During the rest of the interview on “The O’Reilly Factor,” Beck and O’Reilly blast Current TV’s new owner, Al Jazeera. While the Arabic network has come under fire for perceived anti-American bias in some of its reporting from time to time, Beck appeared to go off the deep end Thursday night.
At one point, O’Reilly asked Beck, “How do you process it personally when you’re more loathsome to Al Gore than guys who glorify Osama bin Laden?"
“I want that on my resume. It’s a badge of honor,” Beck responded. “[Gore] said that his network and Al Jazeera were launched on the same values -- the network that was hiding information about Osama bin Laden. And, beyond that, the people who started it, and launched it, stone women and homosexuals in their streets. Wow. I’m proud to not have the same cornerstone of values as Al Gore.”
Beck went on to say that Al Jazeera is “an organization that, on the weekend, has a regular, like, Jesus show, except it’s all about Muhammad where they’re talking about, ‘Oh please, Allah, give me the courage to stone the Jews to death.”

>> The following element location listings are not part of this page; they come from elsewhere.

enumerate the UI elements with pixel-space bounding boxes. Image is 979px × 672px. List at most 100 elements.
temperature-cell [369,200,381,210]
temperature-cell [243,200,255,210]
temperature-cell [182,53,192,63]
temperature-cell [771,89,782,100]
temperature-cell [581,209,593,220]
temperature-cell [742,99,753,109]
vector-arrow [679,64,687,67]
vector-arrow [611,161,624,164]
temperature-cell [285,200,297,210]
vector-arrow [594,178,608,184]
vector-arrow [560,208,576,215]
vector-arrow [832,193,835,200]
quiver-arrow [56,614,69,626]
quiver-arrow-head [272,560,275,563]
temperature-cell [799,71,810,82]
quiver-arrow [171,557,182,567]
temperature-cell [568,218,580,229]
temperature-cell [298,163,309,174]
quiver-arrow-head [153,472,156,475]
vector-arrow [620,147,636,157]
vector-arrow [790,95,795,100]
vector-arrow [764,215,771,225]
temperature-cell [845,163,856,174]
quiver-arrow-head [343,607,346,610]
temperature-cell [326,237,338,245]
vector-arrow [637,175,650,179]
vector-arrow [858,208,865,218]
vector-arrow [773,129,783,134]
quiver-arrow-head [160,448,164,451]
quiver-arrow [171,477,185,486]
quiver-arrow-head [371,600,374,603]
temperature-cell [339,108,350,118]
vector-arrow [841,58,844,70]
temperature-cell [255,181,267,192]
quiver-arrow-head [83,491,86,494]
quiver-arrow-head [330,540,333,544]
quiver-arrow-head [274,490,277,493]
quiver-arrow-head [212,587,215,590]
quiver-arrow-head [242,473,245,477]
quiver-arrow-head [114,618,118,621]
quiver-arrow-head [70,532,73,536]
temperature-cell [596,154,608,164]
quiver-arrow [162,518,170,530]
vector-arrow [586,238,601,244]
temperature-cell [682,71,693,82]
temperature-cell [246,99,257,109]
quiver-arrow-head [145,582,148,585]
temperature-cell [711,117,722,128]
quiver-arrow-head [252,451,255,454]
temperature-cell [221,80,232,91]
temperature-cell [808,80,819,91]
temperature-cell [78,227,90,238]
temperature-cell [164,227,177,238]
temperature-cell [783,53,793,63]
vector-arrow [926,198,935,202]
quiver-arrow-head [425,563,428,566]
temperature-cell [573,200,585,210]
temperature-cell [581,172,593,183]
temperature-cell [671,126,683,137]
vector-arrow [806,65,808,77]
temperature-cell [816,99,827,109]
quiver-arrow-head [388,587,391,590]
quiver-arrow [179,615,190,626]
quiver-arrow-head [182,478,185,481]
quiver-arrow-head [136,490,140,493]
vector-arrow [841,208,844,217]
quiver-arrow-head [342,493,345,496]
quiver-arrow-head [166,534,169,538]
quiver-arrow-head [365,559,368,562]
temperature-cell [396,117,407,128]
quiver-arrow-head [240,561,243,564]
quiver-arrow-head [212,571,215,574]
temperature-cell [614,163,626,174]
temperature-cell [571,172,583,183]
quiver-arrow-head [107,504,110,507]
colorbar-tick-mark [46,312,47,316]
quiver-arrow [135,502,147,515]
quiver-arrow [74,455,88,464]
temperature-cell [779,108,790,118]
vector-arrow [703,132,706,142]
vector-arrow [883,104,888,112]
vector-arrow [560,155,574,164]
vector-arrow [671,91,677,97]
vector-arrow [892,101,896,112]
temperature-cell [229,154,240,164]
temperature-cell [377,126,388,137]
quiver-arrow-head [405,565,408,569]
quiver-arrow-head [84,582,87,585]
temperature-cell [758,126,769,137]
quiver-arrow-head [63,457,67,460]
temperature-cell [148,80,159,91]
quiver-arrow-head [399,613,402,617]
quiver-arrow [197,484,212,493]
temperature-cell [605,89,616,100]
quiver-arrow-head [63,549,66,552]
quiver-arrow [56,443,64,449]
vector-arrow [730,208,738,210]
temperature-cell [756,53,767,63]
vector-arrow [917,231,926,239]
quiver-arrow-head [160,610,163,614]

While Beck seems to have some strong opinions on Al Jazeera, it’s worth noting that most of his statements have little basis in reality. While Al Jazeera did in fact air several tapes from terrorist leaders such as bin Laden on the basis that they were newsworthy, no evidence has come to light that the TV network had any information on the terrorist's whereabouts.
Beck’s comments about “ston[ing] women and homosexuals in their streets” are in reference to civil unrest in the country of Qatar, whose officials Beck seems to blame for lax law enforcement. Until 2011, Al Jazeera was funded almost entirely by the government of Qatar. Both before and after becoming independently owned, the network has claimed editorial independence.
No matter which way you slice it, Al Jazeera's journalists -- who have been praised by many, including U.S. Secretary of State Hillary Clinton, for their impartial coverage -- are certainly not the people Beck is making them out to be.